I’m interested in the integrity of a building’s construction. Engineering isn’t something that you just use to hold things up or to service a space. It’s actually something that can contribute to the architecture, so I’m a big fan of inside-out buildings or high-tech architecture. Favourites include the Leadenhall Building (Cheesegrater), the Millennium Dome, Pompidou Centre and the Lloyd’s Building.
I’m mindful that all of those buildings were in fact designed by Richard Rogers. Perhaps it’s the colour, structure and movement, with the help of some enlightened clients and some rather brilliant and imaginative engineers putting concept before calculation. That said, there have been so many others that have inspired, but the work of Sir Nicholas Grimshaw perhaps deserves special mention for pushing the boundaries of construction with innovations in the process of construction, materials science and sustainability – examples of which include the Eden Project, Park Road Apartments and the Service Tower for Student Housing now sadly demolished.
Do you have a favourite book?
I never read books at school or college, but had a lecturer at university by the name of Andy Atkinson who helped me find a love of learning and reading. When I got to Davis Langdon we were encouraged to read a book called Good to Great by Jim Collins which I thought was just fantastic.
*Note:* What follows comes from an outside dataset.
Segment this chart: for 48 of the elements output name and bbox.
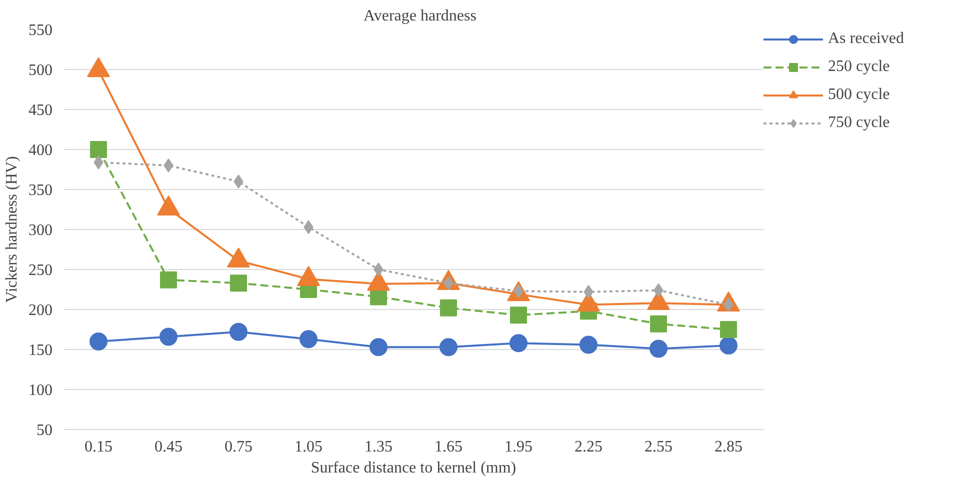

What’s your best career advice?
Three lines from Baz Luhrmann’s 1997 Everybody’s Free (To Wear Sunscreen):
Don’t worry about the future or worry, but know that worrying is as effective as trying to solve an algebra equation by chewing bubble gum.
Don’t waste your time on jealousy. Sometimes you’re ahead, sometimes you’re behind. The race is long and in the end, it’s only with yourself.
Whatever you do, don’t congratulate yourself too much or berate yourself either. Your choices are half chance, so are everybody else’s.